Good Food Nation: consultation

This consultation sets out our proposals for legislation around the Good Food Nation ambition.

Part 2 – Programme of Measures and Commitment to Legislation Including on The Right to Food

Programme of Measures

Scottish Ministers remain committed to the concept and reality of Scotland as a Good Food Nation. As work on the Good Food Nation policy has progressed, it has become increasingly clear that Ministers have already driven and overseen the development of a wide range of policies across Government that are contributing to the delivery of the Good Food Nation ambition.

A great deal of work is already happening now to make a real and positive difference to the lives of the people of Scotland: helping to improve their access to, and understanding of, the benefits of healthy local foods; ensuring sustainability of our food industry; and looking to grow Scotland's reputation as a Good Food Nation from which other countries can learn.

Scottish Ministers published the "Good Food Nation Programme of Measures"[1] on 11 September 2018. This highlights the significant range of work that is already being done – or is planned - to develop the Good Food Nation ambition in Scotland across the five key areas identified by the Food Commission, i.e. Health, Social Justice, Knowledge, Environmental Sustainability and Prosperity.

Commitment to legislation

The Good Food Nation Programme of Measures is evidence that the delivery of policy actions can often mean quicker and more tangible results than are possible through legislation. There is more to be done and so we will continue to take forward work that does not require legislation but is making a real difference to the lives of people in Scotland.

Whilst legislation is not the only way to make progress, Scottish Ministers recognise that there is a clear place for legislation to underpin the significant work already being done. Ministers made this point strongly during a debate in the Scottish Parliament on 13 September 2018 to celebrate Scotland's food and drink success story. The nature of the debate underlined the importance of food and drink in Scotland to the economy, to the environment and to all of us.

This consultation invites your views on the means to achieve the outcomes we are seeking in relation to the Good Food Nation ambition, including through legislation. The consultation will inform our further development of policy in this important and cross-cutting policy area.

Right to food

There has been long-standing interest amongst human rights campaigners and civil society organisations regarding the possibility of "incorporating" the right to food into domestic law.

The UK, on becoming a Party to the International Covenant on Economic, Social and Cultural Rights[2] in 1976, agreed to recognise the right of everyone to an adequate standard of living for themselves and their families, including adequate food.

Scottish Ministers undertook, in response to recommendations from the Short Life Working Group on Food Poverty in 2016, to explore whether a right to food might potentially be reflected in domestic legislation.

This consultation proposes that the legislation which establishes the Good Food Nation framework will have regard to the international human rights framework, in line with Scotland's well-established human rights obligations. Rather than seeking to incorporate a right to food in isolation from any larger package of human rights measures, the Good Food Nation framework will focus on embedding processes for ensuring that the substance of the right to food has effect as a matter of everyday good practice.

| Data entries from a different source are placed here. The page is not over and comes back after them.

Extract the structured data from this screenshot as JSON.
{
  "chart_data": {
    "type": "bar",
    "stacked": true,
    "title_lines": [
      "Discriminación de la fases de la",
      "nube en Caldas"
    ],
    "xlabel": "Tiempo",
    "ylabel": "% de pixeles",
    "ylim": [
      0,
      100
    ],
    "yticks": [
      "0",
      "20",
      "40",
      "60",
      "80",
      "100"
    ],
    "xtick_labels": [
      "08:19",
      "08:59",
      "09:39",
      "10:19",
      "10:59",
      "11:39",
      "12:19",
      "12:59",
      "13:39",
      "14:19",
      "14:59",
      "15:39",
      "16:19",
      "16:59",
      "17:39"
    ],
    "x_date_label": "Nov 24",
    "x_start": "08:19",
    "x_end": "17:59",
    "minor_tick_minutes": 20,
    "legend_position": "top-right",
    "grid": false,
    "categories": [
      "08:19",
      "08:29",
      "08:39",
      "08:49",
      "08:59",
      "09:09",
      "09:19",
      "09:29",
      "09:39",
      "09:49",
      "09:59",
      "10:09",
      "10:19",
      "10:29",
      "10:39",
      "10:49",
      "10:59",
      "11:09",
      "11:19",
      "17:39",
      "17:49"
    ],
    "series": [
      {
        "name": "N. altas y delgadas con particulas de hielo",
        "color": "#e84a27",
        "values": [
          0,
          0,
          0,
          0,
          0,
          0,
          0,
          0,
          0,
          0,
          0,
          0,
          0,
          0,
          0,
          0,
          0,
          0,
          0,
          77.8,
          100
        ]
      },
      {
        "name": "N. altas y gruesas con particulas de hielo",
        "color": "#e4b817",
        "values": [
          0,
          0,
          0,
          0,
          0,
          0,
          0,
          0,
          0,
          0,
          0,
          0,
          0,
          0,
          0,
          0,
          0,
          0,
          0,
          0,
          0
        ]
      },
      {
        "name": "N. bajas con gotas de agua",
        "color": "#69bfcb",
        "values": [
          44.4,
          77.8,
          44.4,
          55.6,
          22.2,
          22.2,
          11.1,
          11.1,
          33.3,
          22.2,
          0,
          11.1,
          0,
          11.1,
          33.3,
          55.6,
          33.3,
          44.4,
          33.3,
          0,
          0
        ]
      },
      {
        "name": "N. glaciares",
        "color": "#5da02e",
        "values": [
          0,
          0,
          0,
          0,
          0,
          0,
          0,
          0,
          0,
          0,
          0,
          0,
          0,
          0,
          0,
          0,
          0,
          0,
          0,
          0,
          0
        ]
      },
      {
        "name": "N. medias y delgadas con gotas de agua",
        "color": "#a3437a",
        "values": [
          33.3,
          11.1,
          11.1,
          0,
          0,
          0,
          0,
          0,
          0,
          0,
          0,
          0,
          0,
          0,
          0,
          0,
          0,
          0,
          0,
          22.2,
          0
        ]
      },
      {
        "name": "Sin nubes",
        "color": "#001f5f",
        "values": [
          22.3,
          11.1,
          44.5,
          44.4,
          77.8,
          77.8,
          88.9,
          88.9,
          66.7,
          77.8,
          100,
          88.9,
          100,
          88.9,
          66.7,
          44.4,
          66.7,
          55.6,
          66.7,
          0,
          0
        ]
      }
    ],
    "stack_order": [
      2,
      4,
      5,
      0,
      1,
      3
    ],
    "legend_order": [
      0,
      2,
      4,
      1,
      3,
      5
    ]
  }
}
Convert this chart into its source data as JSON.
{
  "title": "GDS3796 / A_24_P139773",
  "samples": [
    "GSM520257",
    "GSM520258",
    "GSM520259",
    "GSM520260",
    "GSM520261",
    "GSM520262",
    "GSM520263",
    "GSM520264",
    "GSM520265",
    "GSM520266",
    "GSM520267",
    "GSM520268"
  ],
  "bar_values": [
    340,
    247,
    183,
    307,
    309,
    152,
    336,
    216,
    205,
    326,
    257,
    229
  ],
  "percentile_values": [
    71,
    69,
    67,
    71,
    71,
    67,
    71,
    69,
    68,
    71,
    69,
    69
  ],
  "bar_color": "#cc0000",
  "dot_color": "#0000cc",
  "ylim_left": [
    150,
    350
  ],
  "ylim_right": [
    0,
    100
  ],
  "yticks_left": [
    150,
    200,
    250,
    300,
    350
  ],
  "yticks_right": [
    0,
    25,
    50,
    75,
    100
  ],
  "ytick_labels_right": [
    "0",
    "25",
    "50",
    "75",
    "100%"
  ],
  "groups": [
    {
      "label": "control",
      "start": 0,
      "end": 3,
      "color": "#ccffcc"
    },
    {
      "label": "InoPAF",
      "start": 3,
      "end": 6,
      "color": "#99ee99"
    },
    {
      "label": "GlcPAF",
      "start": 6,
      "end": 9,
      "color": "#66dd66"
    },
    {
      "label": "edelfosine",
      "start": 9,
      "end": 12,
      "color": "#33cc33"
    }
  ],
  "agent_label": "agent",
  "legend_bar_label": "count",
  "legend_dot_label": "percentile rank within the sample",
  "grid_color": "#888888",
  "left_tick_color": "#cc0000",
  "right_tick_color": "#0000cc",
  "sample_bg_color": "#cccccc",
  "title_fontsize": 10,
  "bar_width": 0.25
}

The option of exploring a right to food which is directly enforceable as a matter of Scots law has not been ruled out. It is best considered, however, as part of the wider work on incorporation currently being done by the First Minister's Advisory Group on Human Rights Leadership. The Group reported in December 2018 and full account will be taken of its recommendations, including in relation to incorporation of the right to food.

We are, of course, fully committed to ensuring that Scotland respects, protects and fulfils the human rights set out in United Nations and other international treaties. This includes practical action which tackles both the symptoms and the causes of food insecurity.

Scottish Ministers have already sought to embed food rights at the heart of public policy by continuing to challenge directly the causes of food insecurity. This includes mitigating the impact of UK welfare reform policies such as the bedroom tax, promoting the living wage, and by embedding a rights-based approach in the design and delivery of our new Scottish social security system. Through the Fair Food Transformation Fund, we are supporting communities to put dignity at the forefront of responses to food insecurity. Our approach is further informed by our vision for a Fairer Scotland.

In addition, human rights and the UN Sustainable Development Goals have now been integrated within Scotland's new National Performance Framework. This ensures that human rights, equality and specific rights such as the right to food will be increasingly located at the centre of policy-making and delivery, not only for the Scottish Government but also for the wider public sector.